On our next to last day in Puerto Rico, I had this brilliant idea to go see the radio telescope at Aricibo. Our GPS unit (Garmin NUVI... a unit that has NEVER missed using a back alley or dirt road if possible) said it was an hour and a half trip. I figured.... "Kewl! Nice drive in the mountains, and we get to see a major human achievement too".
An hour and a half later, that Garmin NUVI reported we still an hour and twenty minutes to go.

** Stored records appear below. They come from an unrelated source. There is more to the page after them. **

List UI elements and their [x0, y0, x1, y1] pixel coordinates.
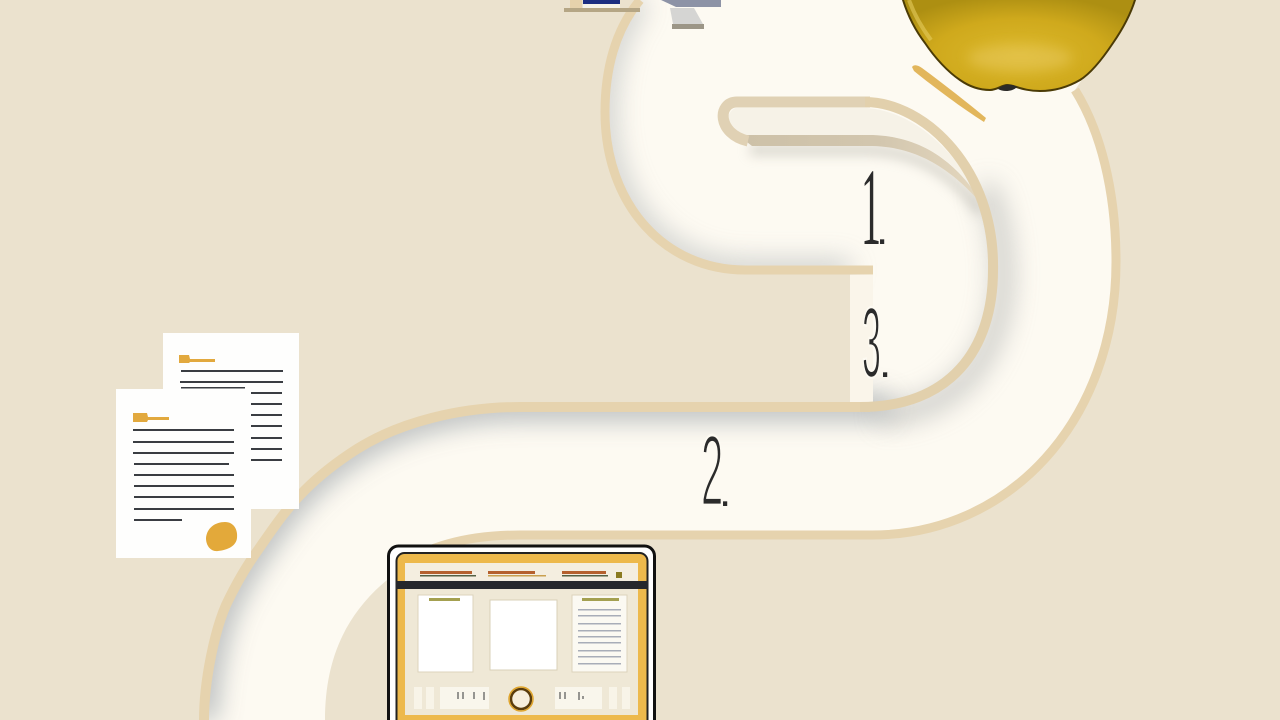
icon: golden apple: [903, 0, 1135, 91]
number 2: 2: [701, 416, 723, 527]
back document: [163, 333, 299, 509]
panel seam rectangle: [850, 275, 873, 403]
ribbon borders: [204, 0, 1116, 720]
icon: computer base fragment: [564, 0, 640, 12]
front document: [116, 389, 251, 558]
icon: monitor stand fragment: [661, 0, 721, 29]
number 1: .: [876, 205, 888, 254]
tablet header: [405, 563, 638, 581]
tablet right card: [572, 595, 627, 672]
winding ribbon path: [204, 0, 1135, 720]
number 2: .: [719, 467, 731, 516]
icon: tablet screen mockup: [388, 546, 654, 720]
tablet black bar: [396, 581, 648, 589]
number 3: .: [879, 338, 891, 387]
tablet center card: [490, 600, 557, 670]
icon: apple stick shadow: [912, 65, 986, 122]
number 3: [862, 286, 891, 398]
tablet left card: [418, 595, 473, 672]
tablet content area: [405, 589, 638, 715]
icon: document stack: [116, 333, 299, 558]
wax seal: [206, 522, 237, 551]
number 3: 3: [862, 286, 881, 398]
number 1: 1: [861, 146, 881, 268]
tongue fold of the ribbon: [728, 108, 985, 205]
tablet footer row: [414, 687, 630, 711]
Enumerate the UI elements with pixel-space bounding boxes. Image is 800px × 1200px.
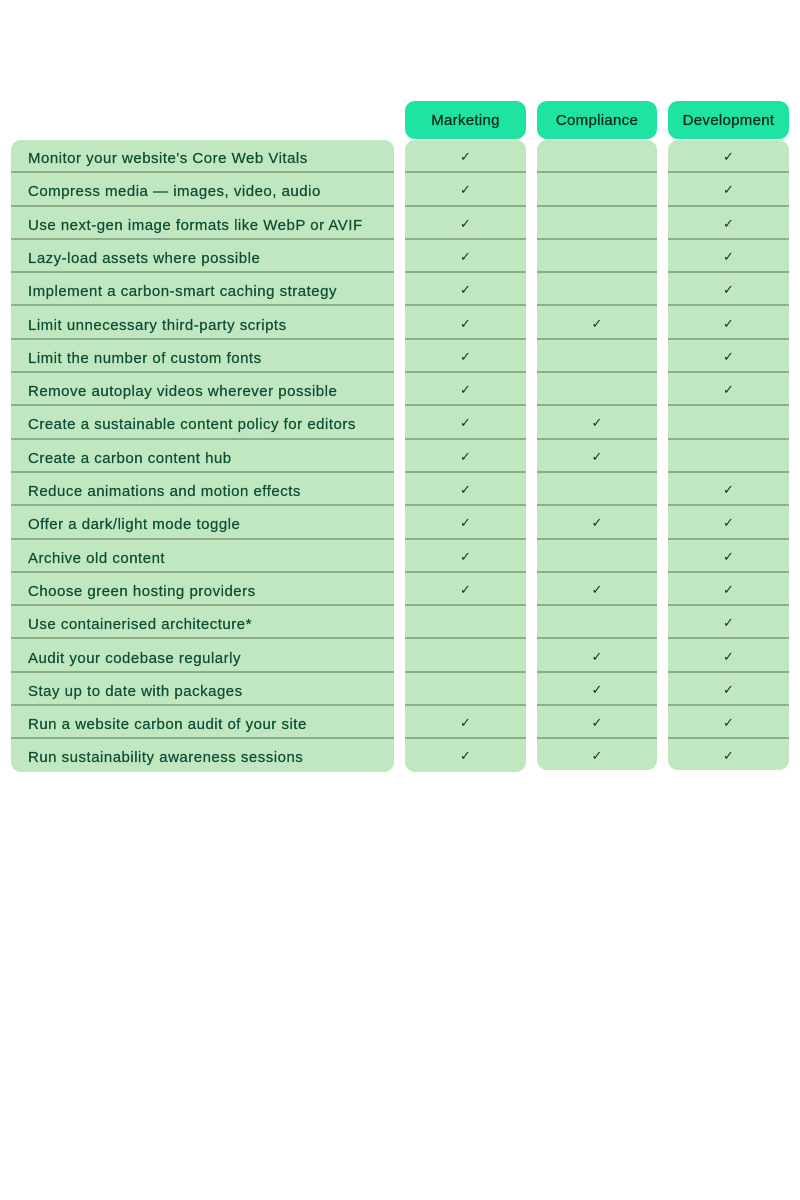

For more than two hours... I drove UP. No part of the mountain drive was consistent in any other way, except the part where the road went UP. Every turn produced something .... interesting. It might be dogs asleep in the road, or an amazing view through gaps in the trees. Road washed out? Creep along the ruts! Tree brought power lines down? Take the ditch for a while! Garmin NUVI takes you through some guys driveway? Smile and wave!
On more than one occasion, what a turn brought was a vehicle coming the other way. Now, on an American road that may not be such a big deal. On a Puerto Rican mountain road.... oncoming traffic is a very big deal indeed. You see.... none of the roads in those hills are more than 1.5 cars wide.
Think about that for a while.
Now consider... the longest straight piece of road, where you can actually see oncoming traffic as it... comes on..... is about 200 feet. Most of the time on that two hour drive I was sitting forward, head near the wheel, trying to look sideways around corners for rapidly approaching death threats. Our path of travel on the Garmin's screen looked like an X-ray of Ralph Kramden's small intestine.
Two hours of driving UP.... and that Garmin NUVI said we would arrive in forty five minutes. Once again, it lied. The whole trip took almost four hours.
But, I did get to see where the coffee is grown on the island. Beautiful place, it is.